Todo transcurría con tranquilidad: había música, venta de empanadas y arepas, la gente compartía un momento agradable entre vecinos, conocidos y amigos. Lo que nunca imaginaron es que, para muchos, esa sería su última noche.
Un comando armado hizo presencia en un vehículo tipo NPR. Todos pensaron que eran tropas del ejercito, pues vestían uniforme militar y se transportaban en un vehículo muy parecido a los usados por el Batallón de Artillería Número Dos Nueva Granada, con sede en la misma ciudad.
Ordenaron apagar la música. La gente esperaba una requisa de rutina, pero los hombres, con lista en mano, comenzaron a llamar a las personas que estaban allí. Un individuo con pasamontañas era el encargado de señalar a las víctimas una a una.
En el lugar, siete personas fueron asesinadas al negarse a subir al vehículo, y veinticinco más fueron llevadas y desaparecidas.
Veintisiete años después, este crimen sigue en la impunidad y los cuerpos nunca aparecieron. Se dice que se los tragó el río, que fueron asesinados con tiro de gracia y, para evitar que sus cuerpos fueran encontrados, les abrieron el estómago, se los llenaron de piedras y fueron arrojados para que se los tragara los pescados.
Con el tiempo, se rumoro que todo había sido coordinado desde la misma unidad militar del sector: un contubernio entre paramilitares y militares.
No pasó nada. Todo quedó en silencio. No hubo investigaciones, y mucho menos condenas.
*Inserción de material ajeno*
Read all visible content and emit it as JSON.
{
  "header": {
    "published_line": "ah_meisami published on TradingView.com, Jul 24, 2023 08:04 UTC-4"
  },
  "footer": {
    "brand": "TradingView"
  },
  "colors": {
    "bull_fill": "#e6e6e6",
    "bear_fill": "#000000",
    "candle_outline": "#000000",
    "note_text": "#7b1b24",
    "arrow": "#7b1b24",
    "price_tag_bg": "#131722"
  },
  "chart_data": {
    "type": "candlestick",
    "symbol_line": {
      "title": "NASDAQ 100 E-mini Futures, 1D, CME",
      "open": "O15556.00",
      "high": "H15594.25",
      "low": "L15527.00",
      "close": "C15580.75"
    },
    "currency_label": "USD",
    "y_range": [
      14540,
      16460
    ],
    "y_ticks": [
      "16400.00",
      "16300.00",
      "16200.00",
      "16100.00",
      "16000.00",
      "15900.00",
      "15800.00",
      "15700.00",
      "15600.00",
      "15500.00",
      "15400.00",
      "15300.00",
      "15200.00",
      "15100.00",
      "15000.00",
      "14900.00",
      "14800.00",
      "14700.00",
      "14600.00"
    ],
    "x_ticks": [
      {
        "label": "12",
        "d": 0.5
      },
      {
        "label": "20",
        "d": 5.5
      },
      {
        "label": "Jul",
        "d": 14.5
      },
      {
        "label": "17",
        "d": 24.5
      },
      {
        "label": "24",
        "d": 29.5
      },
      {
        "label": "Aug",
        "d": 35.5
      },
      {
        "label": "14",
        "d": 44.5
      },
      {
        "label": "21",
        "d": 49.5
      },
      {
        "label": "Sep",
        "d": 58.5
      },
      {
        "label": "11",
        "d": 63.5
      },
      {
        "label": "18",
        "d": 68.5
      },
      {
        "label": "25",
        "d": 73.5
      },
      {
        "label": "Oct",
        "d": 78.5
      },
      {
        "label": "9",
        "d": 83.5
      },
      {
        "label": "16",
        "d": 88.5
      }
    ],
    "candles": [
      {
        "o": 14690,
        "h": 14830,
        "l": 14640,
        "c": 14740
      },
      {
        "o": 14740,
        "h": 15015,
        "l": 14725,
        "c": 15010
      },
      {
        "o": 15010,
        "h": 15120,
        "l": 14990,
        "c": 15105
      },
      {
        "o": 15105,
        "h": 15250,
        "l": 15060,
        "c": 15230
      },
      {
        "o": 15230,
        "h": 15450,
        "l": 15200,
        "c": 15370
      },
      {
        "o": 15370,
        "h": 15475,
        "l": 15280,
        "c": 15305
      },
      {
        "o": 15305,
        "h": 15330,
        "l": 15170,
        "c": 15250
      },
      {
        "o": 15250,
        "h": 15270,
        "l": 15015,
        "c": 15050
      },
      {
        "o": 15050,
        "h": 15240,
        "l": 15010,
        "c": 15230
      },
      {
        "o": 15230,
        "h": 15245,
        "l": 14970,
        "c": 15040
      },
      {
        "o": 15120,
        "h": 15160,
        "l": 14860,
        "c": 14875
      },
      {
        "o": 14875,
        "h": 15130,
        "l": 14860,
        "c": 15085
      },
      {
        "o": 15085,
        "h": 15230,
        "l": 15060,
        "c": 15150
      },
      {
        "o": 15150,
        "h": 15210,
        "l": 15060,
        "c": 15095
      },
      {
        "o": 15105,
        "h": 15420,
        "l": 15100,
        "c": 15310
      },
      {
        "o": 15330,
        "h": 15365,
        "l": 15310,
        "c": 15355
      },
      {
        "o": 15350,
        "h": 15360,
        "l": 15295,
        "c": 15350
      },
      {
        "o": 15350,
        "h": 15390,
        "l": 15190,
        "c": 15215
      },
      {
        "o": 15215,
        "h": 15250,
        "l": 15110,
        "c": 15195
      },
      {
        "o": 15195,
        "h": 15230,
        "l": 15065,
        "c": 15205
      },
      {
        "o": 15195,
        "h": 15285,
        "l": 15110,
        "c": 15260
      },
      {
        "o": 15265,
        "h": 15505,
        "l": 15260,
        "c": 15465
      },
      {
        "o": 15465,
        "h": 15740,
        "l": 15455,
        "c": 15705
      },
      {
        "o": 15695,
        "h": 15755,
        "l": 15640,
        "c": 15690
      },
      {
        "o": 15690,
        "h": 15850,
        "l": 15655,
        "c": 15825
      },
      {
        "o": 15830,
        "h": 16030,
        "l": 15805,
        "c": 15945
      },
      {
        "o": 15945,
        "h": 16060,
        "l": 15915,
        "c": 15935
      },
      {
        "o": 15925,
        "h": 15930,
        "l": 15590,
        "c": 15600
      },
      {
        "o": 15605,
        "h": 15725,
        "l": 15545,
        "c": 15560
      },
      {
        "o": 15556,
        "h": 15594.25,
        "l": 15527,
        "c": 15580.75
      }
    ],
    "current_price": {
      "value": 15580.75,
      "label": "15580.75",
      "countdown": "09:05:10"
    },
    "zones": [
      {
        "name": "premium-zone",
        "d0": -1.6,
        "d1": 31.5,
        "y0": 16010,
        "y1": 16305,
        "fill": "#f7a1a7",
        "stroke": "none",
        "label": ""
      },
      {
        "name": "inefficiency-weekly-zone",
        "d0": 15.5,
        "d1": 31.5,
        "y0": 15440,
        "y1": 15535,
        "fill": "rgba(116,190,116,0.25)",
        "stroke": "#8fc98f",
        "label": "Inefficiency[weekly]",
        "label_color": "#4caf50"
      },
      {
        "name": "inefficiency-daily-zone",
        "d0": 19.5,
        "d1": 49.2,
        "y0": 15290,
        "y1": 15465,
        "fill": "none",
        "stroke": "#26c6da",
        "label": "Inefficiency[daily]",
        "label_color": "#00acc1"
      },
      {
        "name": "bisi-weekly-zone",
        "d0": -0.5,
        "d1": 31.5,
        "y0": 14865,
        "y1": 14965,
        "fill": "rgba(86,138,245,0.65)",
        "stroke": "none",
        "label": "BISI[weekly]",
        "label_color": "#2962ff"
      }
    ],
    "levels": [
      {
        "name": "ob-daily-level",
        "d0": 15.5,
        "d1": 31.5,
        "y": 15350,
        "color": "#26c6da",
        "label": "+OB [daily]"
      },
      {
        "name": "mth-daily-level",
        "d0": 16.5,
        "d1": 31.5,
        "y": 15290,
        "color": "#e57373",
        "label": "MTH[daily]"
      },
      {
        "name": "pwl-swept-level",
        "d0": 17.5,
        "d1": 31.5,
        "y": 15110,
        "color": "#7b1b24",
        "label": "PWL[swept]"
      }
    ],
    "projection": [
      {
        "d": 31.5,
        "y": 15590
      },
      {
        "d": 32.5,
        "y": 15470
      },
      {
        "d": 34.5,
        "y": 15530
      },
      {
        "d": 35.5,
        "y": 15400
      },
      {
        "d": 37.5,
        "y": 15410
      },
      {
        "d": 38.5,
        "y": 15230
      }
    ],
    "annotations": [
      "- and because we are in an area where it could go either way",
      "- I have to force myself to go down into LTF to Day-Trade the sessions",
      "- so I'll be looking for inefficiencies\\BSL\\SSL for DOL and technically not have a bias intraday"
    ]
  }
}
Simplemente quedaron los muertos y las familias destrozadas, haciendo parte de las páginas del libro del horror en Colombia.
Esto ocurrió el 16 de mayo de 1998, el comandante del Ejército Nacional de la época era el mismo general Jorge Enrique Mora Rangel.
En otro trino
"No hay muerto malo", reza el adagio popular.
Y aunque estas líneas que voy a escribir a continuación no le gusten a algunos y suenen un poco crudas y descarnadas, alguien tiene que decirlo: hoy falleció el general Jorge Enrique Mora Rangel. Para su familia, mis más sentidas condolencias; al fin y al cabo, son ellos los que realmente sienten el dolor de su partida.